4. De vraag die de rechtbank moet beantwoorden, is of verweerder het bezwaar van eiseres terecht niet-ontvankelijk heeft verklaard.
5.1
Eiseres voert aan dat het plan van 7 mei 2021 een besluit is waartegen bezwaar open staat. Dat onderbouwt zij als volgt. De brief heeft alle uiterlijke en tekstuele kenmerken van een besluit. Verder heeft het plan rechtsgevolg want deze moet worden ondertekend om aanspraak te kunnen maken op de vergoeding.
5.2
Verweerder vindt dat de rechtpositie van eiseres is bepaald door het besluit van 9 april 2020, en dat de brief van 7 mei 2021 geen rechtsgevolgen heeft voor eiseres.
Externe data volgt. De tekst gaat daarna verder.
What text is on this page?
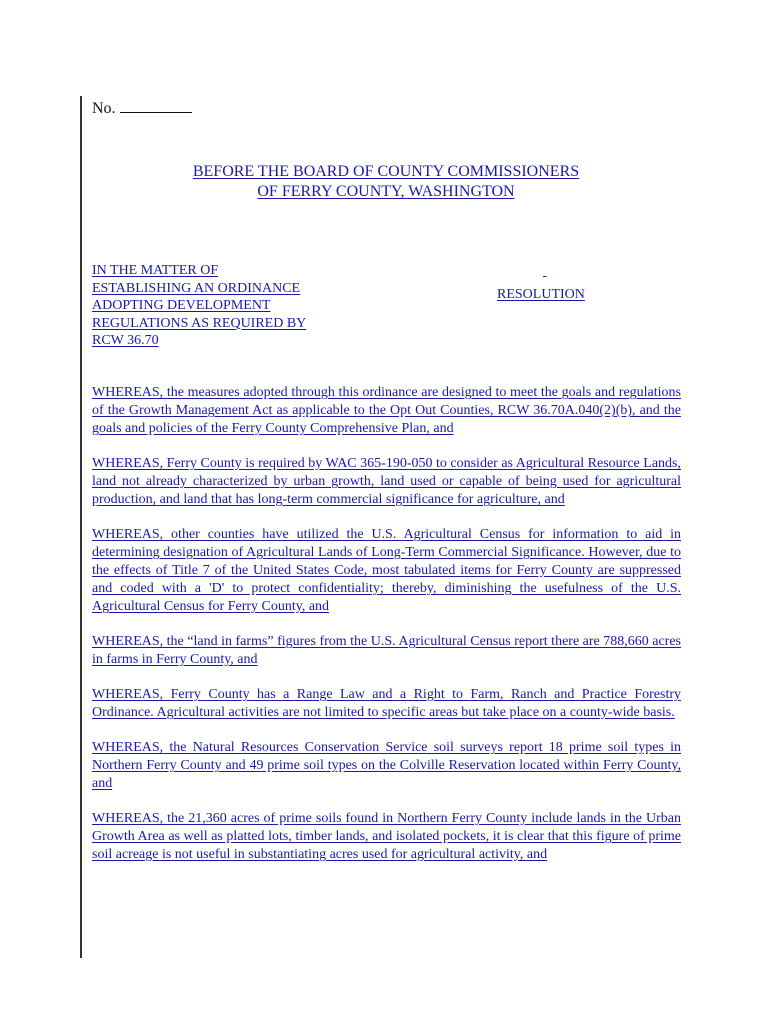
No.
BEFORE THE BOARD OF COUNTY COMMISSIONERS
OF FERRY COUNTY, WASHINGTON
IN THE MATTER OF
ESTABLISHING AN ORDINANCE
ADOPTING DEVELOPMENT
REGULATIONS AS REQUIRED BY
RCW 36.70

RESOLUTION

WHEREAS, the measures adopted through this ordinance are designed to meet the goals and regulations of the Growth Management Act as applicable to the Opt Out Counties, RCW 36.70A.040(2)(b), and the goals and policies of the Ferry County Comprehensive Plan, and

WHEREAS, Ferry County is required by WAC 365-190-050 to consider as Agricultural Resource Lands, land not already characterized by urban growth, land used or capable of being used for agricultural production, and land that has long-term commercial significance for agriculture, and

WHEREAS, other counties have utilized the U.S. Agricultural Census for information to aid in determining designation of Agricultural Lands of Long-Term Commercial Significance. However, due to the effects of Title 7 of the United States Code, most tabulated items for Ferry County are suppressed and coded with a 'D' to protect confidentiality; thereby, diminishing the usefulness of the U.S. Agricultural Census for Ferry County, and

WHEREAS, the “land in farms” figures from the U.S. Agricultural Census report there are 788,660 acres in farms in Ferry County, and

WHEREAS, Ferry County has a Range Law and a Right to Farm, Ranch and Practice Forestry Ordinance. Agricultural activities are not limited to specific areas but take place on a county-wide basis.

WHEREAS, the Natural Resources Conservation Service soil surveys report 18 prime soil types in Northern Ferry County and 49 prime soil types on the Colville Reservation located within Ferry County, and

WHEREAS, the 21,360 acres of prime soils found in Northern Ferry County include lands in the Urban Growth Area as well as platted lots, timber lands, and isolated pockets, it is clear that this figure of prime soil acreage is not useful in substantiating acres used for agricultural activity, and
Dat het plan qua tekst en uiterlijk lijkt op een besluit is volgens verweerder niet relevant.
6.1
Volgens de Awb [1] wordt onder een besluit waartegen een bezwaarschrift kan worden ingediend verstaan: een schriftelijke beslissing van een bestuursorgaan, inhoudende een publiekrechtelijke rechtshandeling. Een publiekrechtelijke rechtshandeling is een handeling die naar haar aard op rechtsgevolg is gericht. Dat wil zeggen dat rechten, aanspraken of verplichtingen worden vastgesteld, gewijzigd of opgeheven.
6.2
De rechtbank overweegt dat het plan van 7 mei 2021 niet is gericht op rechtsgevolg en dus niet is aan te merken als een besluit in de zin van de Awb. Met het plan van 7 mei 2021 heeft verweerder eiseres alleen willen informeren over het feit dat zij de jaarlijkse vergoeding, zoals vastgesteld in het besluit van 9 april 2020, ook in 2021 weer zou ontvangen nadat verweerder het plan ondertekend retour had ontvangen. Hiermee voert verweerder feitelijk uit wat hij op 9 april 2020 heeft besloten. Met andere woorden: het plan is een mededeling van feitelijke en informatieve aard en is er niet op gericht verandering te brengen in de bestaande rechtsverhouding. Van een handeling gericht op rechtsgevolg is dan ook geen sprake.
6.3
De rechtbank begrijpt dat het voor eiseres verwarrend kan zijn geweest dat het plan van 7 mei 2021 een aantal uiterlijke kenmerken heeft van een besluit, dat verweerder zelf ook de term ‘besluit’ gebruikt en dat er een rechtsmiddelenclausule is opgenomen. Maar dit maakt niet dat de brief alsnog een besluit is. Daarvoor is de toets van artikel 1:3, eerste lid, Awb (zoals hiervoor in punt 6.1 en 6.2 besproken) doorslaggevend.
6. Gelet op het voorgaande heeft verweerder terecht het bezwaar van eiseres niet-ontvankelijk verklaard. Aan een verdere inhoudelijke beoordeling komt de rechtbank dan ook niet toe.
7. Het beroep is ongegrond. Voor een proceskostenveroordeling bestaat geen aanleiding.

Beslissing

De rechtbank verklaart het beroep ongegrond.
Deze uitspraak is gedaan door mr. P. Lenstra, rechter, in aanwezigheid van mr. L.L. Hol, griffier. De uitspraak is uitgesproken in het openbaar op 28 april 2022.
griffier
rechter
Een afschrift van deze uitspraak is verzonden aan partijen op:

Bent u het niet eens met deze uitspraak?

Als u het niet eens bent met deze uitspraak, kunt u een brief sturen naar de Centrale Raad van Beroep waarin u uitlegt waarom u het er niet mee eens bent. Dit heet een beroepschrift. U moet dit beroepschrift indienen binnen 6 weken na de dag waarop deze uitspraak is verzonden. U ziet deze datum hierboven.